La sixième canicule est sur le point de se terminer, une baisse de 10°C s'annonce : voici la date à marquer
L'Italie reste sous la sixième vague de chaleur de l'été 2026, même si à partir du mercredi 9 septembre l'air atlantique fera baisser les températures jusqu'à 10°C. Ce que disent les bulletins.
Aujourd'hui, jeudi 3 septembre, Bari reste la seule ville italienne avec un drapeau rouge dans le bulletin caniculaire du ministère de la Santé, le suivi quotidien de 27 villes qui accompagne le pays du 25 mai au 20 septembre. Un chiffre qui, à lui seul, raconte déjà la spirale descendante de la sixième canicule de la saison : il y a à peine une semaine, les 27 et 28 août, les villes en alerte maximale étaient respectivement deux et neuf. Selon la dernière mise à jour du ministère, à partir de demain, vendredi 4 septembre, les vignettes rouges tomberont à zéro : douze capitales resteront sous vignette jaune (dont Rome, Naples, Palerme, Bari et Cagliari), tandis que le reste de la péninsule reviendra au vert. C'est la confirmation, issue des chiffres officiels, que l'anticyclone africain qui a dominé l'été est en train de perdre du terrain.
Et ce n’est pas n’importe quel été. Les données en cours de traitement dans les principaux centres météorologiques européens indiquent qu'il s'agit de la saison estivale la plus chaude jamais enregistrée au Royaume-Uni, en Belgique et en France. L'Italie n'est pas restée en marge : dans le Piémont et en Émilie-Romagne, les relevés territoriaux ont déjà dépassé les records de l'été torride de 2003, celui qui est resté pendant vingt ans la référence de toutes les chaleurs excessives.

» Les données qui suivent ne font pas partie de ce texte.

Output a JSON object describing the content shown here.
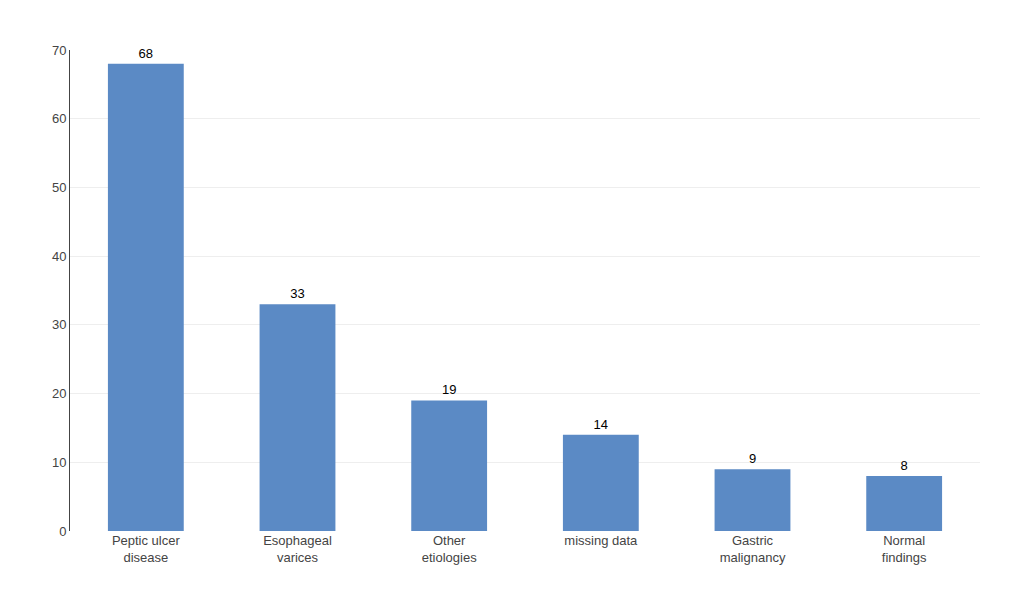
{
  "chart_data": {
    "type": "bar",
    "categories": [
      "Peptic ulcer\ndisease",
      "Esophageal\nvarices",
      "Other\netiologies",
      "missing data",
      "Gastric\nmalignancy",
      "Normal\nfindings"
    ],
    "values": [
      68,
      33,
      19,
      14,
      9,
      8
    ],
    "color": "#5b8ac5",
    "ylim": [
      0,
      70
    ],
    "yticks": [
      0,
      10,
      20,
      30,
      40,
      50,
      60,
      70
    ],
    "grid": true,
    "data_labels": true
  }
}
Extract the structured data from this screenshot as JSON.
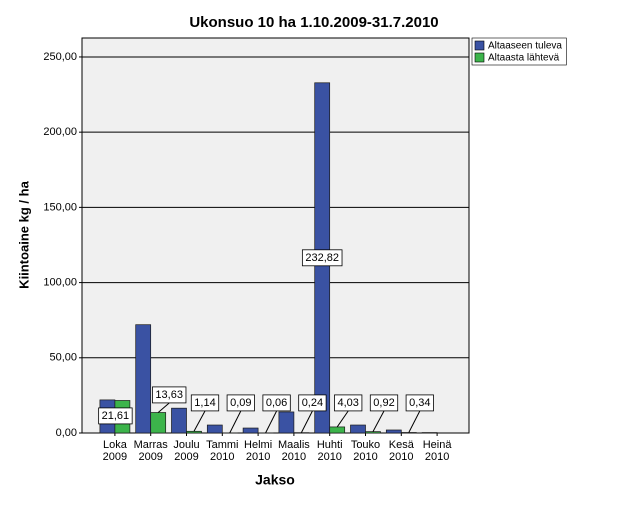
{
  "chart_data": {
    "type": "bar",
    "title": "Ukonsuo 10 ha 1.10.2009-31.7.2010",
    "x_label": "Jakso",
    "y_label": "Kiintoaine kg / ha",
    "categories": [
      [
        "Loka",
        "2009"
      ],
      [
        "Marras",
        "2009"
      ],
      [
        "Joulu",
        "2009"
      ],
      [
        "Tammi",
        "2010"
      ],
      [
        "Helmi",
        "2010"
      ],
      [
        "Maalis",
        "2010"
      ],
      [
        "Huhti",
        "2010"
      ],
      [
        "Touko",
        "2010"
      ],
      [
        "Kesä",
        "2010"
      ],
      [
        "Heinä",
        "2010"
      ]
    ],
    "series": [
      {
        "name": "Altaaseen tuleva",
        "color": "#3a52a3",
        "values": [
          22,
          72,
          16.5,
          5.3,
          3.3,
          14,
          232.82,
          5.3,
          2,
          0.3
        ],
        "value_labels": [
          null,
          null,
          null,
          null,
          null,
          null,
          "232,82",
          null,
          null,
          null
        ]
      },
      {
        "name": "Altaasta lähtevä",
        "color": "#3cb44b",
        "values": [
          21.61,
          13.63,
          1.14,
          0.09,
          0.06,
          0.24,
          4.03,
          0.92,
          0.34,
          null
        ],
        "value_labels": [
          "21,61",
          "13,63",
          "1,14",
          "0,09",
          "0,06",
          "0,24",
          "4,03",
          "0,92",
          "0,34",
          null
        ]
      }
    ],
    "ylim": [
      0,
      262.6
    ],
    "yticks": [
      {
        "value": 0,
        "label": "0,00"
      },
      {
        "value": 50,
        "label": "50,00"
      },
      {
        "value": 100,
        "label": "100,00"
      },
      {
        "value": 150,
        "label": "150,00"
      },
      {
        "value": 200,
        "label": "200,00"
      },
      {
        "value": 250,
        "label": "250,00"
      }
    ],
    "grid": true,
    "legend": "top-right"
  }
}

Le changement de rythme : mercredi 9 septembre
La date indiquée par les centres informatiques pour le véritable bouleversement de l'équilibre est le mercredi 9 septembre. À ce stade, un abaissement du flux perturbé de l'Atlantique descendra du nord de l'Europe vers la Méditerranée, où il trouvera un bassin surchauffé par des mois de chaleur presque ininterrompue qui l'attend. Le choc entre les deux masses d'air, celle descendante froide, celle méditerranéenne encore chaude, va libérer suffisamment d'énergie dans l'atmosphère pour déclencher des orages, même intenses localement. Le phénomène le plus visible concernera cependant les températures : une baisse brutale, susceptible de provoquer une perte allant jusqu'à 10°C par rapport aux valeurs actuelles, en commençant par les régions du nord pour s'étendre ensuite au reste du pays. Les thermomètres pourraient tomber en dessous des moyennes de la période, un revirement qui, il y a encore quelques semaines, semblait reporté aux stérines.
Reste à savoir si ce passage marquera la fermeture définitive de la phase chaude ou si, comme le suggèrent les tendances saisonnières de long terme, l'anticyclone reviendra se faire sentir dans les semaines suivantes. Le ministère de la Santé, rappelons-le, maintiendra le système de surveillance actif jusqu'au 20 septembre : cela signifie que, même après la pause atlantique, les bulletins continueront à surveiller toute nouvelle augmentation de température ville par ville. Ce que certifient actuellement les chiffres, c'est que le 9 septembre marquera un tournant décisif par rapport à un été qui, entre records européens et canicules qui se sont succédé sans interruption, a réécrit plus d'une statistique.